はっとして周りを見てみると、そこはユミの好きなパン屋さんの横断歩道の所で、パン屋さんはもう閉まっていた。
「どこに行っていたの! こんなに遅くになって!」
お母さんは、もうオロオロしていて、泣きそうになっていた。
「ユミちゃん!」
なんと、サラちゃんと、サラちゃんのお母さんもそこに立っていた。
「ああ、よかった!」
サラちゃんがユミの方にかけてきて、ユミに抱きついて泣き出した。
「おやおや。良かったですね」
と、若いお兄さんみたいなおまわりさんが、こちらを見てにっこりしていた。
「ほんとうに、ごめいわくをおかけしまして、もうしわけありませんでした」
ユミのお母さんが、ていねいにおまわりさんに頭を下げてあやまっていた。
ユミはもう、どうしていいかわからなくて、ぼーっとそこに突っ立っていた。
おまわりさんはパトカーに乗ると、パトカーはランプだけぐるぐるさせて、どんどん遠のいて行った。
「もう! どうしたの! どこへ行っていたの!」
お母さん、サラちゃんのお母さんはこちらを見ているし、サラちゃんはまだ抱きついて泣いている。ユミもどんどん悲しくなってきて、半べそになってしまった。

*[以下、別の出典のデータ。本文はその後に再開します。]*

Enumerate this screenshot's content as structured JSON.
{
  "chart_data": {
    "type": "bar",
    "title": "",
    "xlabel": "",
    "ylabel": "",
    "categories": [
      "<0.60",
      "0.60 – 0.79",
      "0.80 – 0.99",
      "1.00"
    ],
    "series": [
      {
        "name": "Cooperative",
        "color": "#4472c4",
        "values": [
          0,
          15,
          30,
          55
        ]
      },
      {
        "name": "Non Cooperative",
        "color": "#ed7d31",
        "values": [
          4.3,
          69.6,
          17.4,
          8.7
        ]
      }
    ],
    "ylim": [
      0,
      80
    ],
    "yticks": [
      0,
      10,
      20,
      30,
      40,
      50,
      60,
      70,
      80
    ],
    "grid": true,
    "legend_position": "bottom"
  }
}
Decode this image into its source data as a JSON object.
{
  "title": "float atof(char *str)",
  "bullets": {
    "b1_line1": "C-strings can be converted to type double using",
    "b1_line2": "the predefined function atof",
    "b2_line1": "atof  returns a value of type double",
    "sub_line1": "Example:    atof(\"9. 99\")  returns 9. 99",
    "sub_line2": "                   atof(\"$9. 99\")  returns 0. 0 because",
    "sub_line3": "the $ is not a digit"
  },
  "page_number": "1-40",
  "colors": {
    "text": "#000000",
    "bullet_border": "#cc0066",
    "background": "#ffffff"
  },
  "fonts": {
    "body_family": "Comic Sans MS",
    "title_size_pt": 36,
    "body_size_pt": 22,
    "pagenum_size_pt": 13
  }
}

「ほら! サラちゃんにも、サラちゃんのお母さんにも、あやまって! ユミのこと、みんなで探してくれたのよ! ちゃんとお礼も言いなさい!」
お母さんが言った。
ユミはとうとうまた泣き出した。
「だいじょうぶよ、ユミちゃん。とにかく、ぶじで良かった。明日からは、またサラといっっしょに帰るようにしてね」
サラちゃんのお母さんの目も、なんだかキラキラ、ウルウルとしていて泣き出しそうだった。